Interestingly, Greek shares rose 0.8% in mid-morning trade on the Greek stock exchange despite the warnings . Greek’s benchmark index has fallen 11% over the past 5 days, with bank shares taking the worst falls.

There are two weeks remaining left for Greece to finalise a deal with its creditors or face the prospect of defaulting on their €1.6bn loan due to be repaid to the IMF.

European Union (EU) Commission President Jean-Claude Juncker claimed the Greek government had not told the truth about the commissions’ new reformed propositions.

“I am blaming the Greeks [for telling] things to the Greek public which are not consistent with what I’ve told the Greek prime minister,” explained the EU commissioner.

Mr Tsipras had previously asserted that creditors wanted to increase VAT on electricity whilst other Greek ministers have denounced propositions to increase sales tax on medication.

However Mr Junker maintained that: “I’m not in favour, and the prime minister knows that, … of increasing VAT on medicaments and electricity.
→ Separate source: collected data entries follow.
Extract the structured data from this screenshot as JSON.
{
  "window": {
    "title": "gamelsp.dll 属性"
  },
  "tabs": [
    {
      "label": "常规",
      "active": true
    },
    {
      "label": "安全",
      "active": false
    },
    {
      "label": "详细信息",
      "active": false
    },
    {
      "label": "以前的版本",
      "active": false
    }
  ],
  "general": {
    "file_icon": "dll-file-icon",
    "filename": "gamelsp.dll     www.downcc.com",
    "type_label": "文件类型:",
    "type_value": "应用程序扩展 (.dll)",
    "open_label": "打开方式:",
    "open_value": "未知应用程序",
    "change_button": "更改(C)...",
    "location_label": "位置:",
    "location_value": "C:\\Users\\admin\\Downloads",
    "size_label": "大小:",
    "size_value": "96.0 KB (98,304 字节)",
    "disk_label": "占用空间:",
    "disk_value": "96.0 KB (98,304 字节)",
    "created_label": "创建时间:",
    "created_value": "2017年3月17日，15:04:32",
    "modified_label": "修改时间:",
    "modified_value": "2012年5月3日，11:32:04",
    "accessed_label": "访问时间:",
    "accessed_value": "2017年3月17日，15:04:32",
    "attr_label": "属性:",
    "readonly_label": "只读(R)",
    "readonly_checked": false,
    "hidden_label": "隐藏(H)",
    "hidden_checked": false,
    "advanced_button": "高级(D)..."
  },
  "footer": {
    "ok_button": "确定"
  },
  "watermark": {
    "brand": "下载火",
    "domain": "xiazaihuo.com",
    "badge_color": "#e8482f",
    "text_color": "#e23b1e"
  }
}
This would be a major mistake.”

“The debate in Greece and outside Greece would be easier if the Greek government would tell exactly what the Commission… are really proposing,” he added.

Greek finance Minister Yanis Varoufakis retorted that EU proposals did include VAT increases: “Juncker either hadn’t read the document he gave Tsipras – or he read it and forgot about it.”

Humiliation of the Greek People

Mr Tsipras accused the EU and IMF of collaborating and utilising tax hikes and reducing pensions to “humiliate not only the Greek government… but humiliate an entire people”.

Mr Tsipras asserted that the IMF and the EU are weighed down in “criminal responsibility” for increased austerity measures that had strangled the Greek economy into a deeper and deeper recession.


Simultaneously, Washington’s representative, Josh Earnest, said that both Greece and its creditors should have the intention of revitalising the Greek economy without damaging and distorting global financial markets.

The Greek central bank encouraged the EU to elaborate on promises of debt relief to Greece – a key demand from Athens.

Its statement called for an agreement which “would allow Greece to benefit from the favourable global environment and the ECB’s quantitative easing programme.”

The bank highlighted their goals by concluding that, “Our top priority right now should be to create, as soon as possible, those conditions that would enable the Greek economy to benefit from the favourable global economic environment and the highly accommodative monetary policy at the euro area level and speed up a sustainable return to global capital markets.”